The JSON object spans multiple lines. How to split login to Hadoop

I need to swallow large JSON files whose records can span multiple lines (rather than files) (it depends entirely on how the data provider writes it).

Elephant-Bird involves LZO compression, which, as I know, the data provider will not do.

The Dzone article http://java.dzone.com/articles/hadoop-practice makes the assumption that the JSON record will be on the same line.

Any ideas other than JSON file compression ... will be huge ... on how to properly split the file so that JSON doesn't break.

Edit: strings, not files

+6
source share
2 answers

Except for any other suggestions, and depending on how JSON is formatted, you may have an option.

The problem mentioned in the Dzone article is that JSON does not have a leaf element that can be easily found when you go to the split point.

Now, if your JSON input has "pretty" or standard formatting, you can take advantage of this in your custom input implementation.

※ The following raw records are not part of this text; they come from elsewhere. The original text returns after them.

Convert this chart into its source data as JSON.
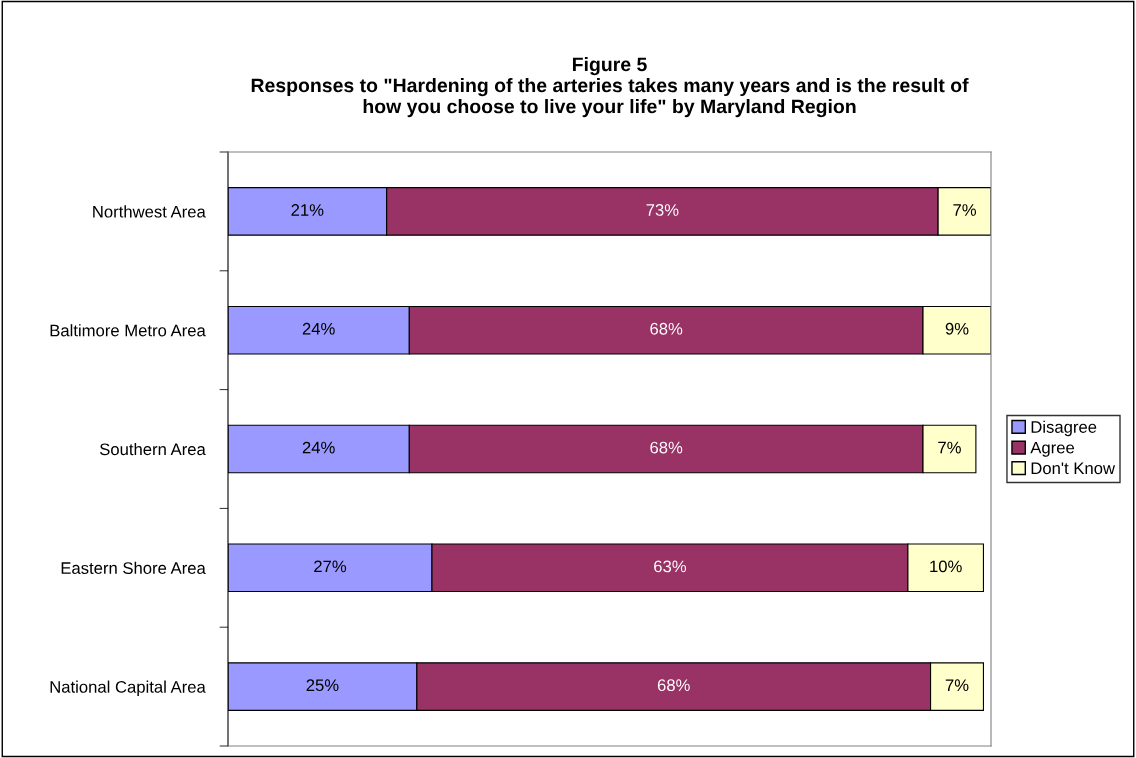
{
  "chart_data": {
    "type": "bar",
    "orientation": "horizontal",
    "stacked": true,
    "title": "Figure 5\nResponses to \"Hardening of the arteries takes many years and is the result of\nhow you choose to live your life\" by Maryland Region",
    "categories": [
      "Northwest Area",
      "Baltimore Metro Area",
      "Southern Area",
      "Eastern Shore Area",
      "National Capital Area"
    ],
    "series": [
      {
        "name": "Disagree",
        "color": "#9999ff",
        "values": [
          21,
          24,
          24,
          27,
          25
        ],
        "value_labels": [
          "21%",
          "24%",
          "24%",
          "27%",
          "25%"
        ]
      },
      {
        "name": "Agree",
        "color": "#993366",
        "values": [
          73,
          68,
          68,
          63,
          68
        ],
        "value_labels": [
          "73%",
          "68%",
          "68%",
          "63%",
          "68%"
        ]
      },
      {
        "name": "Don't Know",
        "color": "#ffffcc",
        "values": [
          7,
          9,
          7,
          10,
          7
        ],
        "value_labels": [
          "7%",
          "9%",
          "7%",
          "10%",
          "7%"
        ]
      }
    ],
    "legend": "right",
    "grid": false,
    "tick_labels": "y"
  }
}
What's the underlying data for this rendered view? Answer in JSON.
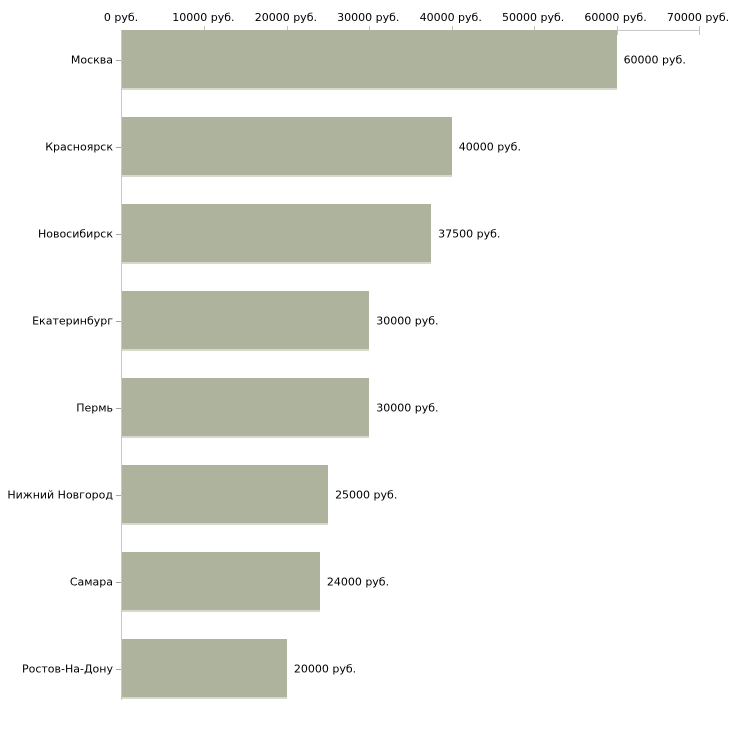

For example, taking a JSON sample from the Dzone example:

{ "results" : [ { "created_at" : "Thu, 29 Dec 2011 21:46:01 +0000", "from_user" : "grep_alex", "text" : "RT @kevinweil: After a lot of hard work by ..." }, { "created_at" : "Mon, 26 Dec 2011 21:18:37 +0000", "from_user" : "grep_alex", "text" : "@miguno pull request has been merged, thanks again!" } ] } 

with this format, you know (hopefully?) that every new entry starts with a line that has 6 spaces and an open bracket. Recording ends in a similar format - 6 spaces and a closing bracket.

So, your logic in this case: use lines until you find a line with 6 spaces and an open bracket. Then buffer the contents until you find 6 spaces and a closing bracket. Then use any JSON deserializer that you want to turn into a java object (or just pass multi-line text to your cartographer.

+1
source

The best way to split and parse multi-line JSON data is to extend the NLineInputFormat class and define your own idea of ​​what InputSplit is. [For example: 1000 JSON entries may be 1 split]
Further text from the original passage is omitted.